Five examiners famously accused of bumping up the A-level results of public school candidates are celebrating victory over the giant University of Cambridge board.

The five achieved notoriety last year after savage criticism from the government’s curriculum quango and the Secretary of State.

But this week their former employer staged a dramatic climbdown. The University of Cambridge Local Examinations Syndicate (UCLES) apologised for any damage to their professional reputations and agreed compensation, believed to be substantial.

The out-of-court settlement was reached shortly before an industrial tribunal hearing for unfair dismissal.

The five examiners had lost their jobs amid claims that they revised students’ grades upwards, to put them in line with predicted results. Most candidates at the Oxford and Cambridge board (part of UCLES) came from public schools.

The uproar reached a crescendo last year with an unprecedented report from the then School Curriculum and Assessment Authority. This said that examiners’ lax standards led to “unjustified and unsupported” top grades.

The then education secretary Gillian Shephard attacked the examining team while Labour spokesman, David Blunkett, called for the Oxford and Cambridge board to be abolished.

But in a new twist, the UCLES board appears to have conceded that the five examiners did nothing wrong. In a statement released this week, it says: “it has been jointly agreed that in 1996 (the) A-level English literature awarders followed established procedures and protocols which had been in place for a number of years.

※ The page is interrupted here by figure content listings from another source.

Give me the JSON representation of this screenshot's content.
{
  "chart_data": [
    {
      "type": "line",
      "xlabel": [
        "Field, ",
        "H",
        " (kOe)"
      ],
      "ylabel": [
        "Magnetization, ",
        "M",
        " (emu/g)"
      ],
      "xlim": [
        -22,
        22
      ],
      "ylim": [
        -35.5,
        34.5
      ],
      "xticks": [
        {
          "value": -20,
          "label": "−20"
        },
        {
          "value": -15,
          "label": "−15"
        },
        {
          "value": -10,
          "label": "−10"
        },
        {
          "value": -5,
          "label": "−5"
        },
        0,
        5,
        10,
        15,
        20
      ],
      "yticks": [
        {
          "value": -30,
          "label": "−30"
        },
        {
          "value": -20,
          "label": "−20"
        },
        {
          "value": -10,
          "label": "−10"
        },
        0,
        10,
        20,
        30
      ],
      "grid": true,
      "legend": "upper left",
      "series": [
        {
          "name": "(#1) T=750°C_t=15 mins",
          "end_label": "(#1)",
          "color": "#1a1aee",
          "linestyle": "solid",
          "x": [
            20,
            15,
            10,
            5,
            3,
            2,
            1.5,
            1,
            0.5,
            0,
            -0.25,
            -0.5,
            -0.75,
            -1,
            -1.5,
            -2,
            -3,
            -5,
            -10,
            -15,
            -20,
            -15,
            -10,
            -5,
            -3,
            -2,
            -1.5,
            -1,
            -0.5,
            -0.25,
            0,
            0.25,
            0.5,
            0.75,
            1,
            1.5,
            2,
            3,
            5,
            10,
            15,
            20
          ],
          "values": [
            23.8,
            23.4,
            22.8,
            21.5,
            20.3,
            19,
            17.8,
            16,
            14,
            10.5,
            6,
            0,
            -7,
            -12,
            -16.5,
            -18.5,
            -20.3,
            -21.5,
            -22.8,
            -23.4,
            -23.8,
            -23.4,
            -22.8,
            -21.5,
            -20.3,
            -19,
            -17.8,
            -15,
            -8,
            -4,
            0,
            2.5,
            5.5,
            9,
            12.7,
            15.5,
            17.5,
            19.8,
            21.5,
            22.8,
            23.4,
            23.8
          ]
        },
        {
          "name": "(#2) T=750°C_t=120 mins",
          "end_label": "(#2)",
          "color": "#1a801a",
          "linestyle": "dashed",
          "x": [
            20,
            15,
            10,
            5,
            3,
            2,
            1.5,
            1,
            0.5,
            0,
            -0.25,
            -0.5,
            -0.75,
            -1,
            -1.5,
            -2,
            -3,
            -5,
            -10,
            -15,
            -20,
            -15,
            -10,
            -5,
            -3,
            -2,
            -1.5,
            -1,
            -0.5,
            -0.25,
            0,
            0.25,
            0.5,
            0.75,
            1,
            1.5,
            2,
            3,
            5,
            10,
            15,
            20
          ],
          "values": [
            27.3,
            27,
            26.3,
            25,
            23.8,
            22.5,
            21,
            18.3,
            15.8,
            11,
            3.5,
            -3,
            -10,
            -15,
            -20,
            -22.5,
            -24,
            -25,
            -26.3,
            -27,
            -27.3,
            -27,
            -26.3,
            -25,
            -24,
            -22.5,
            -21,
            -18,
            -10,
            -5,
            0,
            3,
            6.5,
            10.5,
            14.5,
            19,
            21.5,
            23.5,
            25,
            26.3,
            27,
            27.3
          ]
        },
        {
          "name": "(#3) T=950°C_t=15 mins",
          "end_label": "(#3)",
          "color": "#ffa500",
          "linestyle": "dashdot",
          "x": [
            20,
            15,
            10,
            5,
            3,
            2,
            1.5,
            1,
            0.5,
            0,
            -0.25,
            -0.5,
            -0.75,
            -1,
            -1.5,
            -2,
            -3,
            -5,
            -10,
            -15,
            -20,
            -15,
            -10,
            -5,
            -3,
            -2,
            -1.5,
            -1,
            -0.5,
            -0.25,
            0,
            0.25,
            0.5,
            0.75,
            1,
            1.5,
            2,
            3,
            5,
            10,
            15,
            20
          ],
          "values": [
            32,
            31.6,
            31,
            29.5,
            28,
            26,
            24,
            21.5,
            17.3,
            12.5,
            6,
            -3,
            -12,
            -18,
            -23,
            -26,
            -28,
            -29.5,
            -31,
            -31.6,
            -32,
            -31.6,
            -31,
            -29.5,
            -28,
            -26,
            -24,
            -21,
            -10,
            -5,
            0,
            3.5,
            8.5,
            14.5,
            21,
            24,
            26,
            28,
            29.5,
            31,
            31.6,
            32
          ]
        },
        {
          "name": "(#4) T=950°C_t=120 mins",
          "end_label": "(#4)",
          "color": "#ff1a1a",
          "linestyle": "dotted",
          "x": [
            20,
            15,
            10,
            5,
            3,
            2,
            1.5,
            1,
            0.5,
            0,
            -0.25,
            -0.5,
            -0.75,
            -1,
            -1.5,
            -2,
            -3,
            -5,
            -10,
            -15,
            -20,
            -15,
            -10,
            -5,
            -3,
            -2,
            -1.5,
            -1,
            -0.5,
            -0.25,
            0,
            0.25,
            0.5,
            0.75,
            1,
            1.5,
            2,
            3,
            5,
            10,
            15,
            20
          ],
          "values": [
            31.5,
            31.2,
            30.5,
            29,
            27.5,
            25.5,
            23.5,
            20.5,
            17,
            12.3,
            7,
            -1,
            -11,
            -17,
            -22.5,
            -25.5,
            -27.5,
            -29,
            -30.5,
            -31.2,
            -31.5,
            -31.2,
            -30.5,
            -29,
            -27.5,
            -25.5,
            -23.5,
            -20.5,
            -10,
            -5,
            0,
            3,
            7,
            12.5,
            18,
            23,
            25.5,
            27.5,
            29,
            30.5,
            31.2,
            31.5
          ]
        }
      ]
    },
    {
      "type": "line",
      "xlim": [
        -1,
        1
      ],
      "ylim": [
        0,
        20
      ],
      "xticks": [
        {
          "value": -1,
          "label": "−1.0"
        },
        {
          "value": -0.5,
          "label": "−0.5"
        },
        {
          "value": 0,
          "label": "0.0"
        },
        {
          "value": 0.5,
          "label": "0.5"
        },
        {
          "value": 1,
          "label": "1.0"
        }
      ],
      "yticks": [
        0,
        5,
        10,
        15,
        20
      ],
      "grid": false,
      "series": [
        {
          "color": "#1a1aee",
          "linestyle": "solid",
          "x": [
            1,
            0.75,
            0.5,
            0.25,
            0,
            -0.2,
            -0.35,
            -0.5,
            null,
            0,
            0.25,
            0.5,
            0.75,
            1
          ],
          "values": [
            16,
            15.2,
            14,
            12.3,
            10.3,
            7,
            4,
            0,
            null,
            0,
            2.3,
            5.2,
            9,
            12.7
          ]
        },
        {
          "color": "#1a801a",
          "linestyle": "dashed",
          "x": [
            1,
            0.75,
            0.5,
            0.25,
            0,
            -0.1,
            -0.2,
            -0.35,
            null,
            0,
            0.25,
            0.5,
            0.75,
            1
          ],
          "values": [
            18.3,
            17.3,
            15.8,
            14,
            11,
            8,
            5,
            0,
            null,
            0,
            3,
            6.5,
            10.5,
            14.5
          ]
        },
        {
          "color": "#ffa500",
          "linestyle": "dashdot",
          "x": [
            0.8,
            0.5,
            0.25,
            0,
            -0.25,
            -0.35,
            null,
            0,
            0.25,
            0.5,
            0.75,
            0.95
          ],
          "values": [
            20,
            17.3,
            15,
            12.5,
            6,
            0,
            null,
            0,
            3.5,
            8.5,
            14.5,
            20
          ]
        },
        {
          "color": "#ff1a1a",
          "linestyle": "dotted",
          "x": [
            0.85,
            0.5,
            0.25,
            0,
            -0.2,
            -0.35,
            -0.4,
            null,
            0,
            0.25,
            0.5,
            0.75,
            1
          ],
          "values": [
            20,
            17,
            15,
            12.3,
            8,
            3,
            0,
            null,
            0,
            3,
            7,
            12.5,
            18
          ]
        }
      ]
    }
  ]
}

“UCLES regrets any damage that has been occasioned to the professional reputations of the awarders.”

The examiners have maintained from the start that the chaotic adjustment of A-level grades was caused by a lack of computer support from UCLES, not by their own sloppiness.

Brian Martin, head of English at Magdalene College School, Oxford, and one of the examiners, said this week: “We’re very satisfied. We were insisting all the way through that there had to be some public statement to clear our professional reputation. That has happened.”

But the examiners remain sore about last year’s damaging publicity. There has been no apology from the School Curriculum and Assessment Authority - now renamed the Qualifications and Curriculum Authority.

Brian Martin is particularly angry that SCAA’s damning report on the English A-level has never been published in full.

For their own part the examiners, led by Dr John Saunders, have argued that computerised marking schemes penalise candidates who produce innovative answers. They believe that all border-line candidates deserve exhaustive reconsideration in case imaginative answers have been wrongly marked down.

Neither side is willing to comment on the exact detail of the settlement. A spokesman for UCLES would say only:“We now consider the matter to be closed.”

The chaos at the Oxford and Cambridge board began in 1996 with the introduction of new officially standardised marking regulations.